January 19, 2006
THE DATELINE IS APT:
Experiment probes climate riddle (Richard Black, 1/19/06, BBC News)
Darwin, AUS--A three-week experiment to resolve the biggest riddle in climate science begins in Australia on Thursday.Scientists will use radar, aeroplanes, weather balloons and a ship to study the life cycle of tropical clouds.
They are searching for details of how clouds form and carry heat high up into the atmosphere.
A better understanding of these crucial processes should lead to computer models that can predict the extent of global climate warming more accurately.

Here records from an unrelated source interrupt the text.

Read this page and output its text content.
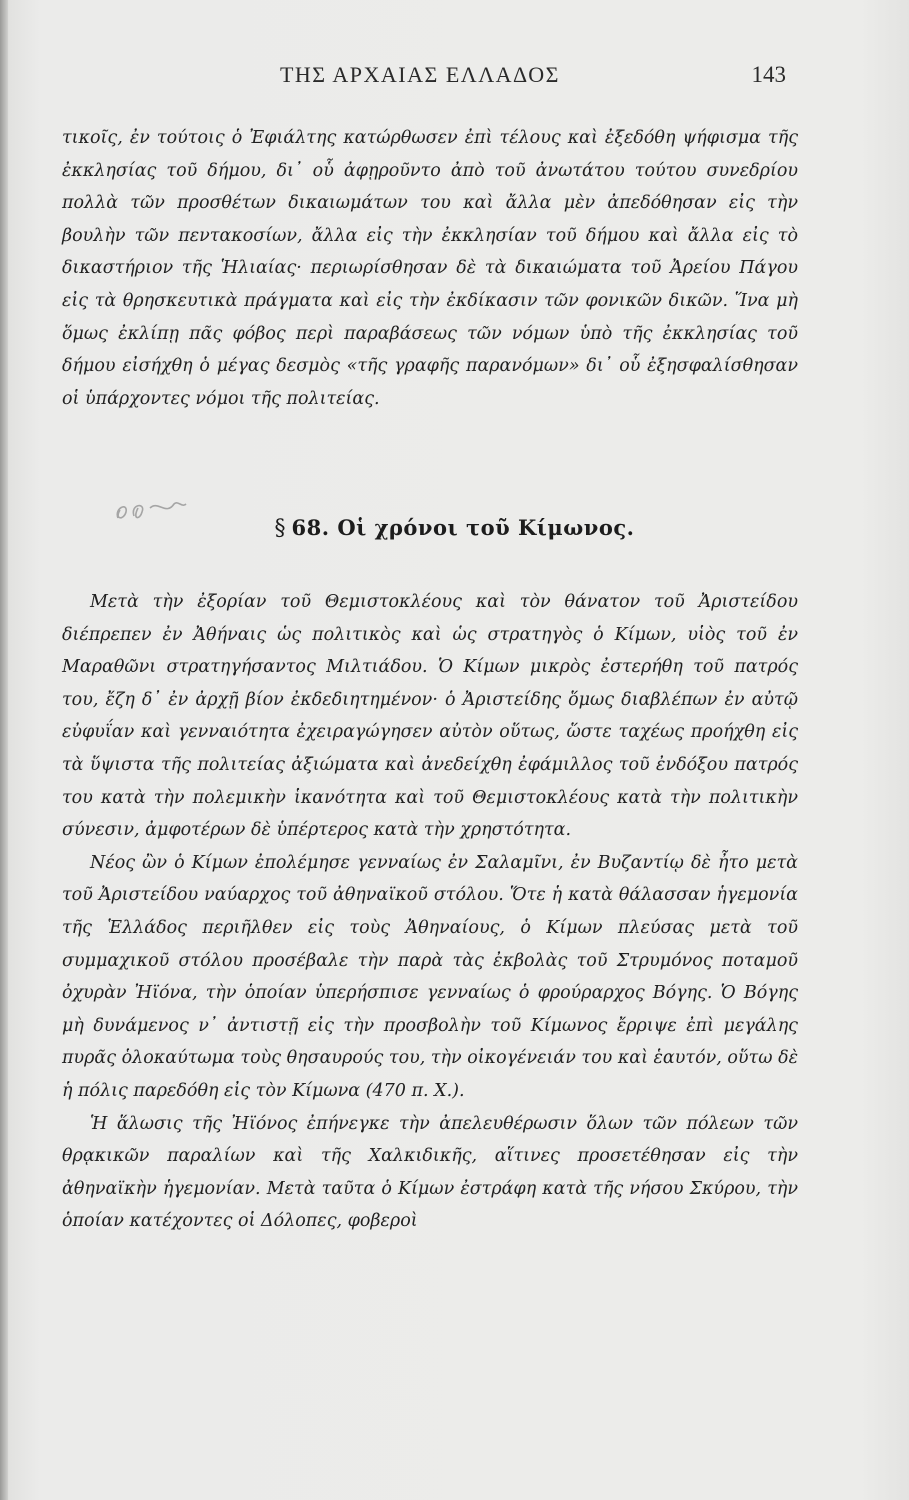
ΤΗΣ ΑΡΧΑΙΑΣ ΕΛΛΑΔΟΣ	143

τικοῖς, ἐν τούτοις ὁ Ἐφιάλτης κατώρθωσεν ἐπὶ τέλους καὶ ἐξεδόθη ψήφισμα τῆς ἐκκλησίας τοῦ δήμου, δι᾽ οὗ ἀφῃροῦντο ἀπὸ τοῦ ἀνωτάτου τούτου συνεδρίου πολλὰ τῶν προσθέτων δικαιωμάτων του καὶ ἄλλα μὲν ἀπεδόθησαν εἰς τὴν βουλὴν τῶν πεντακοσίων, ἄλλα εἰς τὴν ἐκκλησίαν τοῦ δήμου καὶ ἄλλα εἰς τὸ δικαστήριον τῆς Ἡλιαίας· περιωρίσθησαν δὲ τὰ δικαιώματα τοῦ Ἀρείου Πάγου εἰς τὰ θρησκευτικὰ πράγματα καὶ εἰς τὴν ἐκδίκασιν τῶν φονικῶν δικῶν. Ἵνα μὴ ὅμως ἐκλίπῃ πᾶς φόβος περὶ παραβάσεως τῶν νόμων ὑπὸ τῆς ἐκκλησίας τοῦ δήμου εἰσήχθη ὁ μέγας δεσμὸς «τῆς γραφῆς παρανόμων» δι᾽ οὗ ἐξησφαλίσθησαν οἱ ὑπάρχοντες νόμοι τῆς πολιτείας.

§ 68. Οἱ χρόνοι τοῦ Κίμωνος.

Μετὰ τὴν ἐξορίαν τοῦ Θεμιστοκλέους καὶ τὸν θάνατον τοῦ Ἀριστείδου διέπρεπεν ἐν Ἀθήναις ὡς πολιτικὸς καὶ ὡς στρατηγὸς ὁ Κίμων, υἱὸς τοῦ ἐν Μαραθῶνι στρατηγήσαντος Μιλτιάδου. Ὁ Κίμων μικρὸς ἐστερήθη τοῦ πατρός του, ἔζη δ᾽ ἐν ἀρχῇ βίον ἐκδεδιητημένον· ὁ Ἀριστείδης ὅμως διαβλέπων ἐν αὐτῷ εὐφυΐαν καὶ γενναιότητα ἐχειραγώγησεν αὐτὸν οὕτως, ὥστε ταχέως προήχθη εἰς τὰ ὕψιστα τῆς πολιτείας ἀξιώματα καὶ ἀνεδείχθη ἐφάμιλλος τοῦ ἐνδόξου πατρός του κατὰ τὴν πολεμικὴν ἱκανότητα καὶ τοῦ Θεμιστοκλέους κατὰ τὴν πολιτικὴν σύνεσιν, ἀμφοτέρων δὲ ὑπέρτερος κατὰ τὴν χρηστότητα.

Νέος ὢν ὁ Κίμων ἐπολέμησε γενναίως ἐν Σαλαμῖνι, ἐν Βυζαντίῳ δὲ ἦτο μετὰ τοῦ Ἀριστείδου ναύαρχος τοῦ ἀθηναϊκοῦ στόλου. Ὅτε ἡ κατὰ θάλασσαν ἡγεμονία τῆς Ἑλλάδος περιῆλθεν εἰς τοὺς Ἀθηναίους, ὁ Κίμων πλεύσας μετὰ τοῦ συμμαχικοῦ στόλου προσέβαλε τὴν παρὰ τὰς ἐκβολὰς τοῦ Στρυμόνος ποταμοῦ ὀχυρὰν Ἠϊόνα, τὴν ὁποίαν ὑπερήσπισε γενναίως ὁ φρούραρχος Βόγης. Ὁ Βόγης μὴ δυνάμενος ν᾽ ἀντιστῇ εἰς τὴν προσβολὴν τοῦ Κίμωνος ἔρριψε ἐπὶ μεγάλης πυρᾶς ὁλοκαύτωμα τοὺς θησαυρούς του, τὴν οἰκογένειάν του καὶ ἑαυτόν, οὕτω δὲ ἡ πόλις παρεδόθη εἰς τὸν Κίμωνα (470 π. Χ.).

Ἡ ἅλωσις τῆς Ἠϊόνος ἐπήνεγκε τὴν ἀπελευθέρωσιν ὅλων τῶν πόλεων τῶν θρᾳκικῶν παραλίων καὶ τῆς Χαλκιδικῆς, αἵτινες προσετέθησαν εἰς τὴν ἀθηναϊκὴν ἡγεμονίαν. Μετὰ ταῦτα ὁ Κίμων ἐστράφη κατὰ τῆς νήσου Σκύρου, τὴν ὁποίαν κατέχοντες οἱ Δόλοπες, φοβεροὶ
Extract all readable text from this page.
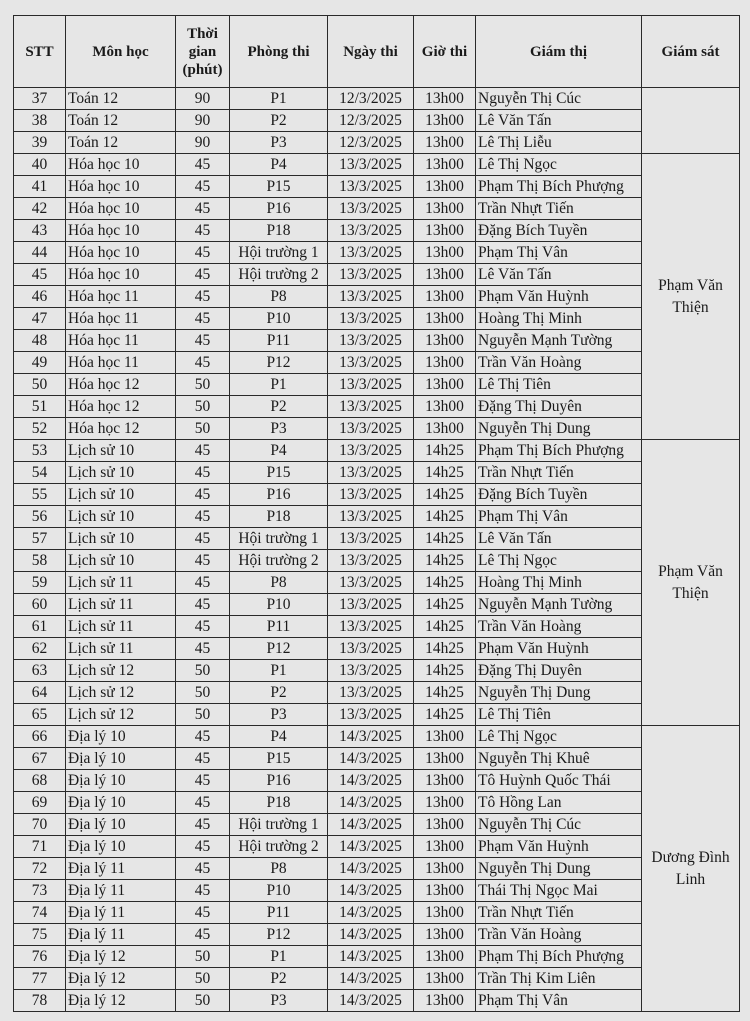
STT	Môn học	Thời
gian
(phút)	Phòng thi	Ngày thi	Giờ thi	Giám thị	Giám sát
37	Toán 12	90	P1	12/3/2025	13h00	Nguyễn Thị Cúc	

38	Toán 12	90	P2	12/3/2025	13h00	Lê Văn Tấn	
39	Toán 12	90	P3	12/3/2025	13h00	Lê Thị Liễu	
40	Hóa học 10	45	P4	13/3/2025	13h00	Lê Thị Ngọc	Phạm Văn
Thiện

41	Hóa học 10	45	P15	13/3/2025	13h00	Phạm Thị Bích Phượng	
42	Hóa học 10	45	P16	13/3/2025	13h00	Trần Nhựt Tiến	
43	Hóa học 10	45	P18	13/3/2025	13h00	Đặng Bích Tuyền	
44	Hóa học 10	45	Hội trường 1	13/3/2025	13h00	Phạm Thị Vân	
45	Hóa học 10	45	Hội trường 2	13/3/2025	13h00	Lê Văn Tấn	
46	Hóa học 11	45	P8	13/3/2025	13h00	Phạm Văn Huỳnh	
47	Hóa học 11	45	P10	13/3/2025	13h00	Hoàng Thị Minh	
48	Hóa học 11	45	P11	13/3/2025	13h00	Nguyễn Mạnh Tường	
49	Hóa học 11	45	P12	13/3/2025	13h00	Trần Văn Hoàng	
50	Hóa học 12	50	P1	13/3/2025	13h00	Lê Thị Tiên	
51	Hóa học 12	50	P2	13/3/2025	13h00	Đặng Thị Duyên	
52	Hóa học 12	50	P3	13/3/2025	13h00	Nguyễn Thị Dung	
53	Lịch sử 10	45	P4	13/3/2025	14h25	Phạm Thị Bích Phượng	Phạm Văn
Thiện

54	Lịch sử 10	45	P15	13/3/2025	14h25	Trần Nhựt Tiến	
55	Lịch sử 10	45	P16	13/3/2025	14h25	Đặng Bích Tuyền	
56	Lịch sử 10	45	P18	13/3/2025	14h25	Phạm Thị Vân	
57	Lịch sử 10	45	Hội trường 1	13/3/2025	14h25	Lê Văn Tấn	
58	Lịch sử 10	45	Hội trường 2	13/3/2025	14h25	Lê Thị Ngọc	
59	Lịch sử 11	45	P8	13/3/2025	14h25	Hoàng Thị Minh	
60	Lịch sử 11	45	P10	13/3/2025	14h25	Nguyễn Mạnh Tường	
61	Lịch sử 11	45	P11	13/3/2025	14h25	Trần Văn Hoàng	
62	Lịch sử 11	45	P12	13/3/2025	14h25	Phạm Văn Huỳnh	
63	Lịch sử 12	50	P1	13/3/2025	14h25	Đặng Thị Duyên	
64	Lịch sử 12	50	P2	13/3/2025	14h25	Nguyễn Thị Dung	
65	Lịch sử 12	50	P3	13/3/2025	14h25	Lê Thị Tiên	
66	Địa lý 10	45	P4	14/3/2025	13h00	Lê Thị Ngọc	Dương Đình
Linh

67	Địa lý 10	45	P15	14/3/2025	13h00	Nguyễn Thị Khuê	
68	Địa lý 10	45	P16	14/3/2025	13h00	Tô Huỳnh Quốc Thái	
69	Địa lý 10	45	P18	14/3/2025	13h00	Tô Hồng Lan	
70	Địa lý 10	45	Hội trường 1	14/3/2025	13h00	Nguyễn Thị Cúc	
71	Địa lý 10	45	Hội trường 2	14/3/2025	13h00	Phạm Văn Huỳnh	
72	Địa lý 11	45	P8	14/3/2025	13h00	Nguyễn Thị Dung	
73	Địa lý 11	45	P10	14/3/2025	13h00	Thái Thị Ngọc Mai	
74	Địa lý 11	45	P11	14/3/2025	13h00	Trần Nhựt Tiến	
75	Địa lý 11	45	P12	14/3/2025	13h00	Trần Văn Hoàng	
76	Địa lý 12	50	P1	14/3/2025	13h00	Phạm Thị Bích Phượng	
77	Địa lý 12	50	P2	14/3/2025	13h00	Trần Thị Kim Liên	
78	Địa lý 12	50	P3	14/3/2025	13h00	Phạm Thị Vân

Current projections of global temperature rise, reported in the last assessment of the Intergovernmental Panel on Climate Change (IPCC), see increases by the end of the century that range from 1.4 to 5.8C.
The spread of possible temperatures represents a huge uncertainty - and much of it stems from unknowns to do with how the world's economy will develop over coming decades.
But there is also uncertainty over how the climate will react, and one of the key issues centres on a poor understanding of what goes on inside clouds - how they form, and how they behave.
Not that being clueless about the main components of their models has stopped scientists from dreaming up projections willy-nilly. Posted by Orrin Judd at January 19, 2006 8:12 AM
If past experience is any guide, it will turn out that the previous "understanding" of the phenomena was off by several hundred percent. But we will wait in vain for the new "understanding" to have any effect on the model predictions.
Amusing that they say the models range from +1.4 to +5.8. I constructed models in Excel that range from -134 to +86. Why aren't these included by the BBC? Mine are just as scientific as the ones they cite.